21/06/2019
Ubu va devoir bombarder l'Iran sans l'avoir voulu
Pris dans son engrenage d'irresponsabilité paradeuse, M. Trump va peut-être s'obliger à replonger le Moyen-Orient dans le chaos. Comme M. Bush l'avait fait en Irak. Et avec des résultats fatalement comparables, sans doute en pire :
Entre Washington et Téhéran, via l'axe Jérusalem-Ryad, semble se passer ce que l'on prévoyait depuis plus d'un an. Donald Trump avait été élu notamment sur la promesse de retirer les boys de tous les shitholes du Moyen-Orient ; depuis la nuit dernière il chevauche (à reculons) le tigre d'une nouvelle catastrophe là-bas, et d'une ampleur encore pire sans doute que le désastre irakien de 2003 :
<< D’après le New York Times, le président américain a validé une offensive contre un éventail de cibles iraniennes, telles que des radars ou des batteries de missiles, puis s’est ravisé alors que les avions de chasse avaient décollé et les navires de guerre s’étaient mis en position. Aucun missile n’a été tiré, avant que l’opération soit annulée, à 19 h 30, heure de Washington (1 h 30 du matin, à Paris), a déclaré un membre de l’administration, cité par le journal. La Maison Blanche et le Pentagone ont refusé de commenter l’information. >> (Le Monde.fr).

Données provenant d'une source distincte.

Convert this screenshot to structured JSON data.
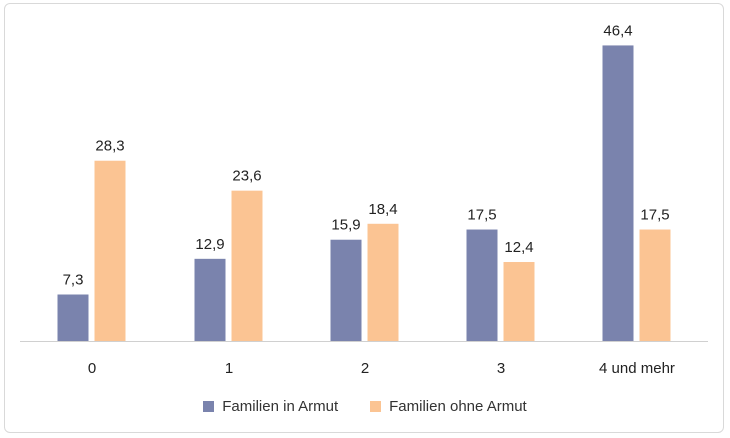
{
  "chart_data": {
    "type": "bar",
    "title": "",
    "xlabel": "",
    "ylabel": "",
    "categories": [
      "0",
      "1",
      "2",
      "3",
      "4 und mehr"
    ],
    "series": [
      {
        "name": "Familien in Armut",
        "color": "#7a83ad",
        "values": [
          7.3,
          12.9,
          15.9,
          17.5,
          46.4
        ],
        "labels": [
          "7,3",
          "12,9",
          "15,9",
          "17,5",
          "46,4"
        ]
      },
      {
        "name": "Familien ohne Armut",
        "color": "#fbc493",
        "values": [
          28.3,
          23.6,
          18.4,
          12.4,
          17.5
        ],
        "labels": [
          "28,3",
          "23,6",
          "18,4",
          "12,4",
          "17,5"
        ]
      }
    ],
    "ylim": [
      0,
      50
    ],
    "grid": false,
    "legend": "bottom"
  }
}
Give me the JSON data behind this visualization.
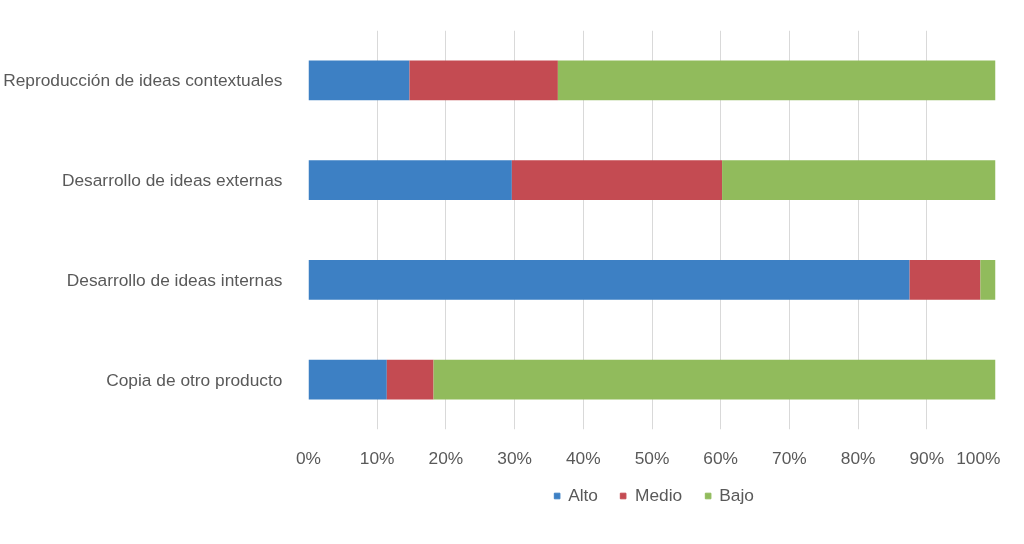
{
  "chart_data": {
    "type": "bar",
    "orientation": "horizontal",
    "stacked": true,
    "categories": [
      "Reproducción de ideas contextuales",
      "Desarrollo de ideas externas",
      "Desarrollo de ideas internas",
      "Copia de otro producto"
    ],
    "series": [
      {
        "name": "Alto",
        "color": "#3d80c4",
        "values": [
          14.7,
          29.6,
          87.5,
          11.4
        ]
      },
      {
        "name": "Medio",
        "color": "#c44b52",
        "values": [
          21.6,
          30.6,
          10.3,
          6.8
        ]
      },
      {
        "name": "Bajo",
        "color": "#91bb5c",
        "values": [
          63.7,
          39.8,
          2.2,
          81.8
        ]
      }
    ],
    "xlim": [
      0,
      100
    ],
    "xticks": [
      {
        "value": 0,
        "label": "0%"
      },
      {
        "value": 10,
        "label": "10%"
      },
      {
        "value": 20,
        "label": "20%"
      },
      {
        "value": 30,
        "label": "30%"
      },
      {
        "value": 40,
        "label": "40%"
      },
      {
        "value": 50,
        "label": "50%"
      },
      {
        "value": 60,
        "label": "60%"
      },
      {
        "value": 70,
        "label": "70%"
      },
      {
        "value": 80,
        "label": "80%"
      },
      {
        "value": 90,
        "label": "90%"
      },
      {
        "value": 100,
        "label": "100%"
      }
    ],
    "grid": "x",
    "legend": "bottom"
  }
}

Pourquoi l'idée d'attaquer militairement l'Iran ? Parce qu'un drone américain – engin sans pilote d'espionnage militaire – a été abattu au dessus du détroit d'Ormuz : dans l'espace iranien selon Téhéran, dans l'espace international selon Washington. Ce qui ne vaut évidemment pas le déclenchement d'une guerre aux conséquences incalculables. Mais tout se passe depuis 2018 comme si M. Trump avait déclenché le compte à rebours de cette guerre : seule issue pour ne pas paraître, ensuite, reculer... Une issue délibérément voulue, quant à eux, par les néoconservateurs (Bolton-Pompeo) qui entourent désormais M. Trump.
M. Bolton et les autres cinglés avaient persuadé GWB qu'en détruisant "Saddam Hussein" – en fait : en détruisant l'Irak – on allait voir fleurir à Bagdad la democracy et le free-market ; ils ont provoqué le chaos et Daech. Brillant bilan d'une guerre fabriquée sur la base de mensonges énormes, celui de l'existence d'Armes de Destruction Massive et celui des Attaques à l'Anthrax – n'oublions jamais la scène obscène à l'ONU, où Bolton & C° avaient envoyé le général Powell brandir une petite fiole blanche... (On connaît la suite). Aujourd'hui, derechef tout-puissant conseiller de la Maison Blanche, M. Bolton persuade The Donald qu'il suffira de "frappes aériennes" pour que la population d'Iran renverse la République islamique et instaure elle aussi la democracy et le free-market, c'est-à-dire le retour des multinationales pétrolières anglo-américaines comme au temps (1953) de l'élimination de Mossadegh. On verra la suite...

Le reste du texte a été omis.